Spring meant floods, which created all kinds of opportunity for kids - the fields were flooded, so in boats of whatever vintage, you could poke through those same trees and fields you'd skated on a few weeks back. There wasn't fishing early on, but there were frogs and turtles to catch and race - Always a good time!

April 19th brought the biggest day of the year, the annual recreation of the first skirmishes between British regulars and the Rebel Militias, when troops from Boston sallied forth, investigating reports of arms caches hidden in the villages of Lexington and Concord. You'd have to be up and out to the Park, (Minute Man National Historic Park), and the Butterick Mansion, by 6:30 a.m. if you wanted to see the Red Coats crossing the 'Rude Bridge' and getting fired on by the first salvoes of Minute Man cannons. If you lived along the route, or stayed up real late the night before, you could hear Dr. Prescott ride by like the wind, shouting, "The Redcoats are coming, the Redcoats are coming!" Notice I said Dr.

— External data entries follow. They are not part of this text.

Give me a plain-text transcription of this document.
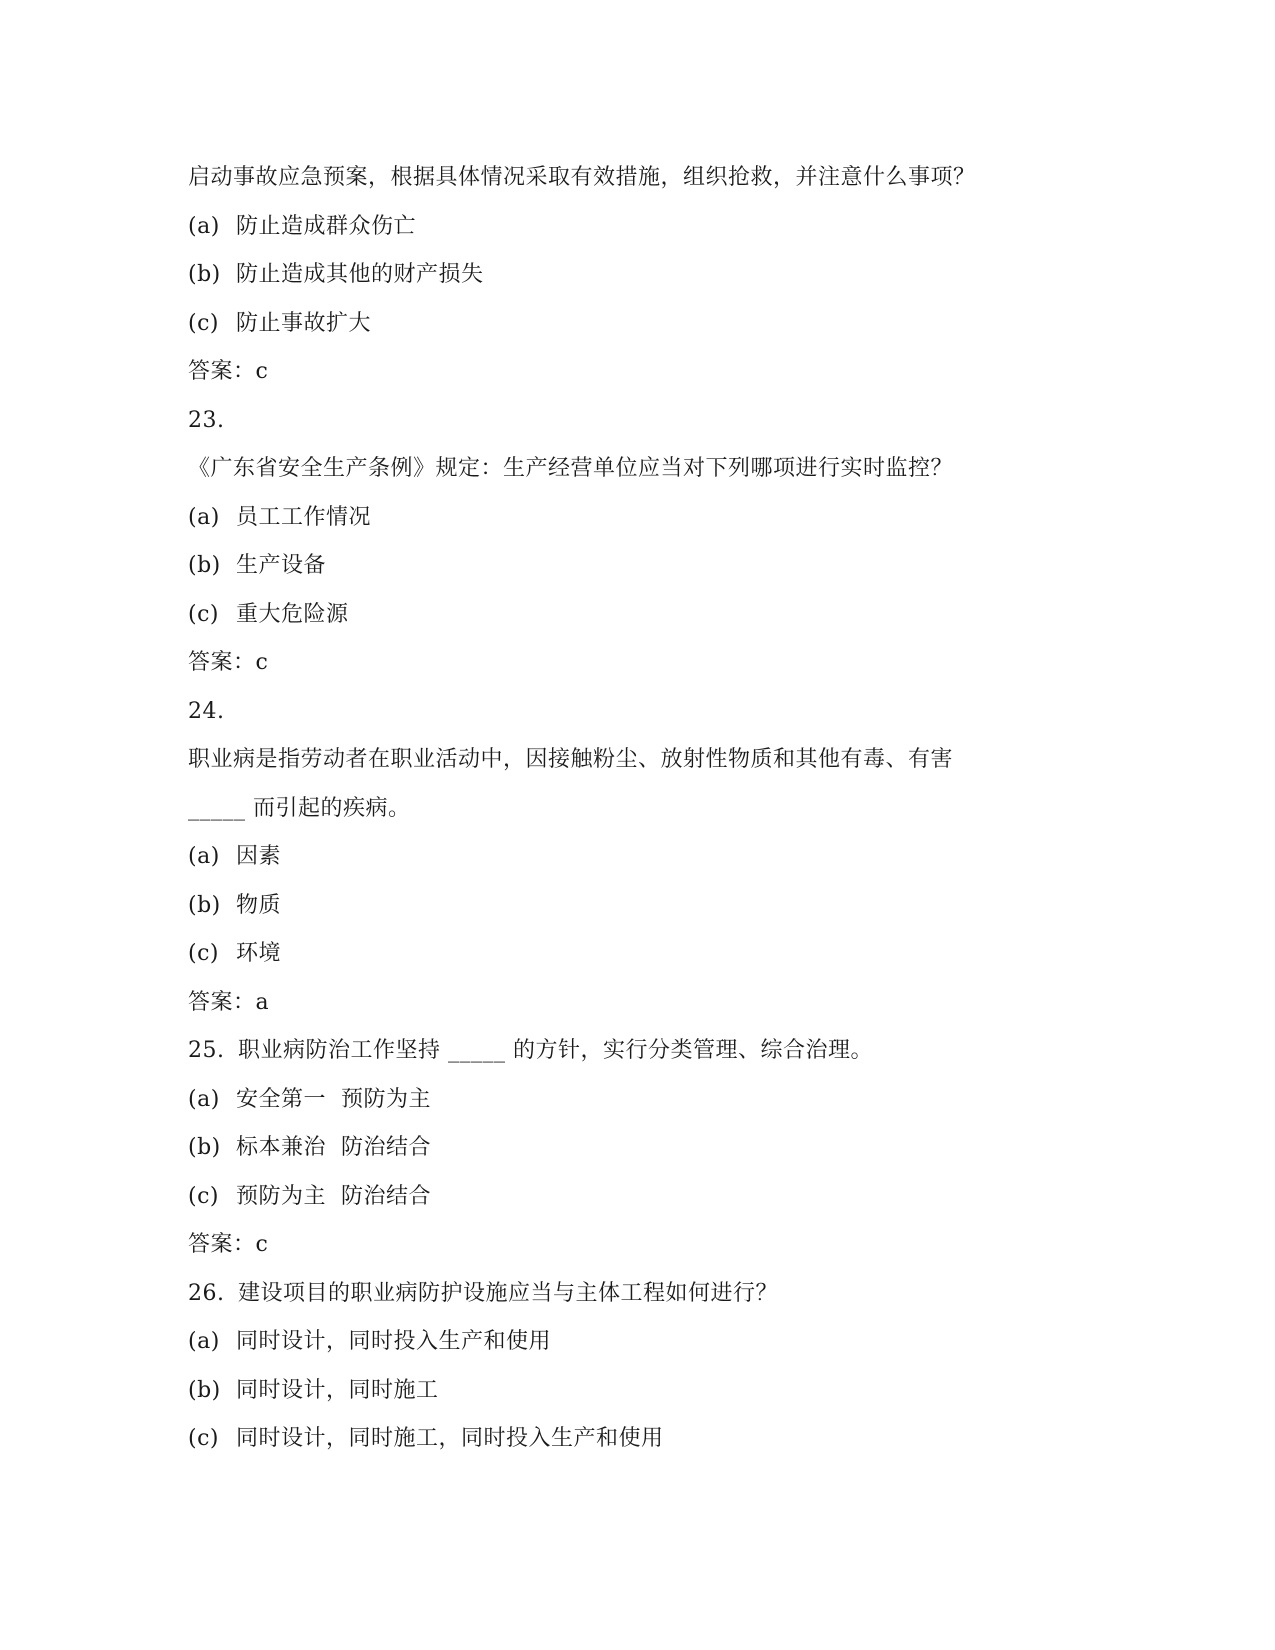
启动事故应急预案，根据具体情况采取有效措施，组织抢救，并注意什么事项？
(a) 防止造成群众伤亡
(b) 防止造成其他的财产损失
(c) 防止事故扩大
答案：c
23.
《广东省安全生产条例》规定：生产经营单位应当对下列哪项进行实时监控？
(a) 员工工作情况
(b) 生产设备
(c) 重大危险源
答案：c
24.
职业病是指劳动者在职业活动中，因接触粉尘、放射性物质和其他有毒、有害
_____ 而引起的疾病。
(a) 因素
(b) 物质
(c) 环境
答案：a
25. 职业病防治工作坚持 _____ 的方针，实行分类管理、综合治理。
(a) 安全第一  预防为主
(b) 标本兼治  防治结合
(c) 预防为主  防治结合
答案：c
26. 建设项目的职业病防护设施应当与主体工程如何进行？
(a) 同时设计，同时投入生产和使用
(b) 同时设计，同时施工
(c) 同时设计，同时施工，同时投入生产和使用
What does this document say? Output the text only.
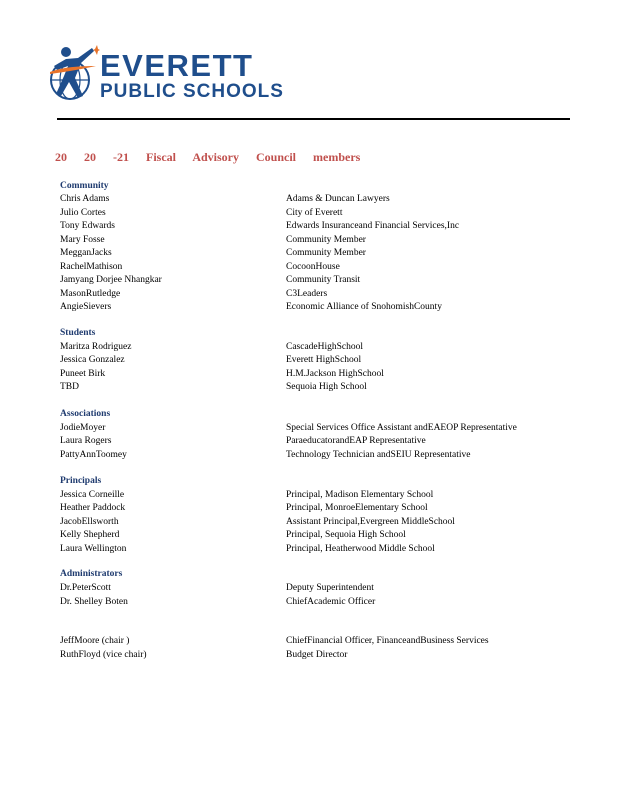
EVERETT
PUBLIC SCHOOLS
20 20 -21 Fiscal Advisory Council members
Community
Chris Adams	Adams & Duncan Lawyers
Julio Cortes	City of Everett
Tony Edwards	Edwards Insuranceand Financial Services,Inc
Mary Fosse	Community Member
MegganJacks	Community Member
RachelMathison	CocoonHouse
Jamyang Dorjee Nhangkar	Community Transit
MasonRutledge	C3Leaders
AngieSievers	Economic Alliance of SnohomishCounty
Students
Maritza Rodriguez	CascadeHighSchool
Jessica Gonzalez	Everett HighSchool
Puneet Birk	H.M.Jackson HighSchool
TBD	Sequoia High School
Associations
JodieMoyer	Special Services Office Assistant andEAEOP Representative
Laura Rogers	ParaeducatorandEAP Representative
PattyAnnToomey	Technology Technician andSEIU Representative
Principals
Jessica Corneille	Principal, Madison Elementary School
Heather Paddock	Principal, MonroeElementary School
JacobEllsworth	Assistant Principal,Evergreen MiddleSchool
Kelly Shepherd	Principal, Sequoia High School
Laura Wellington	Principal, Heatherwood Middle School
Administrators
Dr.PeterScott	Deputy Superintendent
Dr. Shelley Boten	ChiefAcademic Officer
JeffMoore (chair )	ChiefFinancial Officer, FinanceandBusiness Services
RuthFloyd (vice chair)	Budget Director
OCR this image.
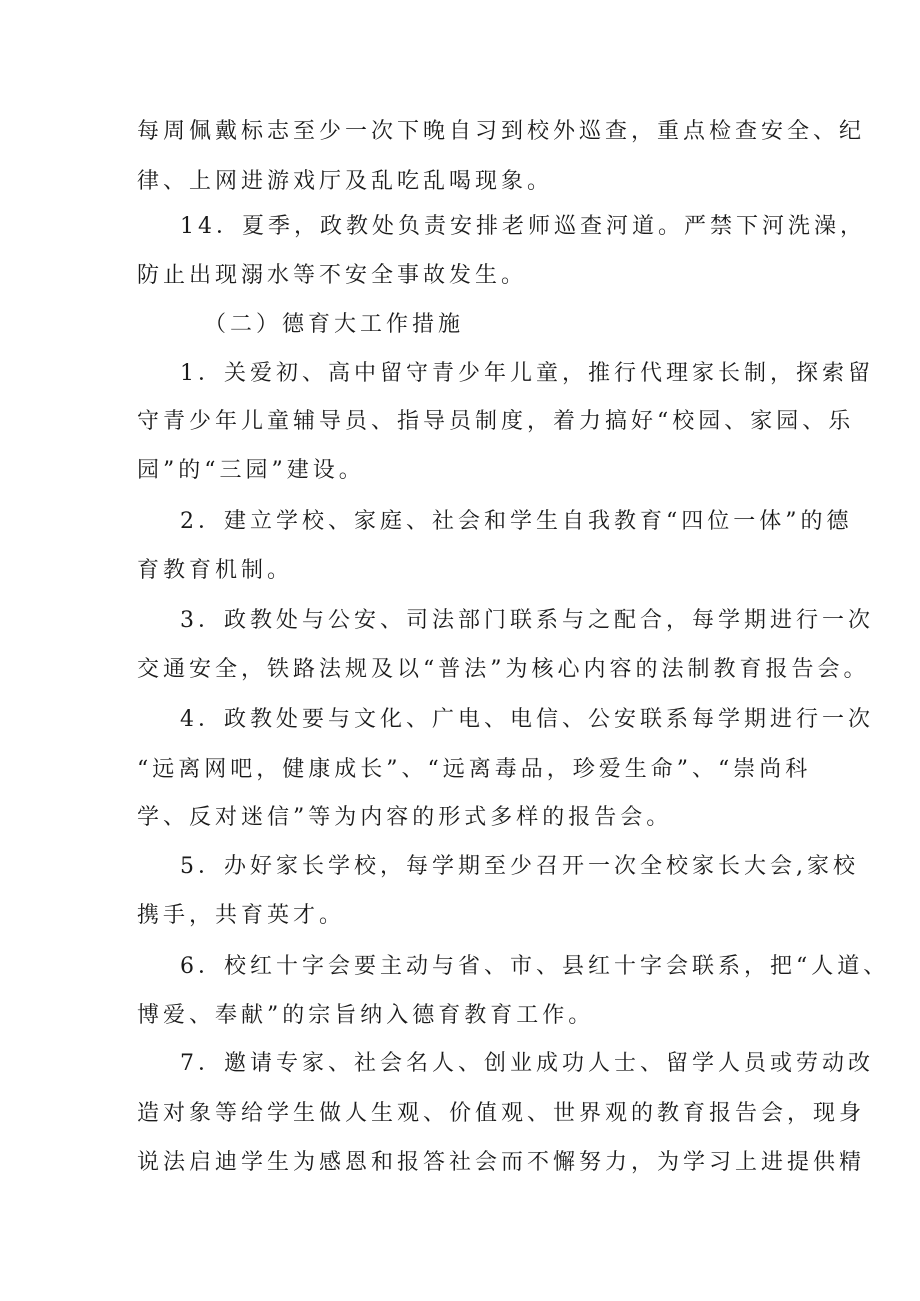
每周佩戴标志至少一次下晚自习到校外巡查，重点检查安全、纪
律、上网进游戏厅及乱吃乱喝现象。
14．夏季，政教处负责安排老师巡查河道。严禁下河洗澡，
防止出现溺水等不安全事故发生。
（二）德育大工作措施
1．关爱初、高中留守青少年儿童，推行代理家长制，探索留
守青少年儿童辅导员、指导员制度，着力搞好“校园、家园、乐
园”的“三园”建设。
2．建立学校、家庭、社会和学生自我教育“四位一体”的德
育教育机制。
3．政教处与公安、司法部门联系与之配合，每学期进行一次
交通安全，铁路法规及以“普法”为核心内容的法制教育报告会。
4．政教处要与文化、广电、电信、公安联系每学期进行一次
“远离网吧，健康成长”、“远离毒品，珍爱生命”、“崇尚科
学、反对迷信”等为内容的形式多样的报告会。
5．办好家长学校，每学期至少召开一次全校家长大会,家校
携手，共育英才。
6．校红十字会要主动与省、市、县红十字会联系，把“人道、
博爱、奉献”的宗旨纳入德育教育工作。
7．邀请专家、社会名人、创业成功人士、留学人员或劳动改
造对象等给学生做人生观、价值观、世界观的教育报告会，现身
说法启迪学生为感恩和报答社会而不懈努力，为学习上进提供精
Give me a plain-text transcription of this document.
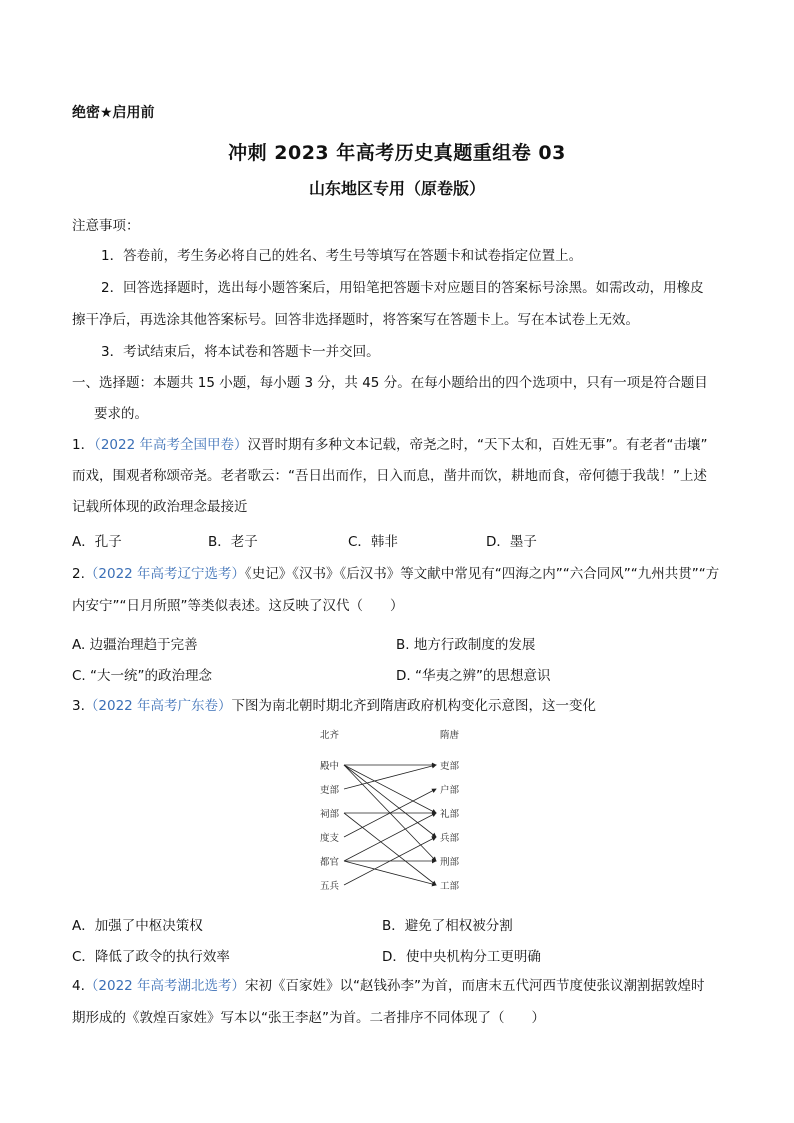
绝密★启用前
冲刺 2023 年高考历史真题重组卷 03
山东地区专用（原卷版）
注意事项：
1．答卷前，考生务必将自己的姓名、考生号等填写在答题卡和试卷指定位置上。
2．回答选择题时，选出每小题答案后，用铅笔把答题卡对应题目的答案标号涂黑。如需改动，用橡皮
擦干净后，再选涂其他答案标号。回答非选择题时，将答案写在答题卡上。写在本试卷上无效。
3．考试结束后，将本试卷和答题卡一并交回。
一、选择题：本题共 15 小题，每小题 3 分，共 45 分。在每小题给出的四个选项中，只有一项是符合题目
要求的。
1．（2022 年高考全国甲卷）汉晋时期有多种文本记载，帝尧之时，“天下太和，百姓无事”。有老者“击壤”
而戏，围观者称颂帝尧。老者歌云：“吾日出而作，日入而息，凿井而饮，耕地而食，帝何德于我哉！”上述
记载所体现的政治理念最接近
A．孔子	B．老子	C．韩非	D．墨子
2.（2022 年高考辽宁选考）《史记》《汉书》《后汉书》等文献中常见有“四海之内”“六合同风”“九州共贯”“方
内安宁”“日月所照”等类似表述。这反映了汉代（　　）
A. 边疆治理趋于完善	B. 地方行政制度的发展
C. “大一统”的政治理念	D. “华夷之辨”的思想意识
3.（2022 年高考广东卷）下图为南北朝时期北齐到隋唐政府机构变化示意图，这一变化
北齐	隋唐
殿中
吏部
祠部
度支
都官
五兵
吏部
户部
礼部
兵部
刑部
工部
A．加强了中枢决策权	B．避免了相权被分割
C．降低了政令的执行效率	D．使中央机构分工更明确
4.（2022 年高考湖北选考）宋初《百家姓》以“赵钱孙李”为首，而唐末五代河西节度使张议潮割据敦煌时
期形成的《敦煌百家姓》写本以“张王李赵”为首。二者排序不同体现了（　　）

Prescott and not Paul Revere? That's real history, and not common myth. Fact is, Revere was captured at a British checkpoint before reaching Lexington and Concord; his companion, Dr. Prescott, escaped and carried the message that cold morning in 1775... The Minute Men live on to this day, in the families who's ancestors fought the actual battles. If you're a male born to such a family, it is given and expected that you will join the Regiment of your forefathers. It's a high honor for anyone chosen, and that's the case on both sides. The parade starts at 10 and runs for a good hour, at least. After that, the parties start, and they'll go all day, no doubt about it.

No other day comes anywhere close to being as big a To-Do in Concord, not even the 4th of July or Christmas. This is the cradle of the Revolution, and nobody forgets it.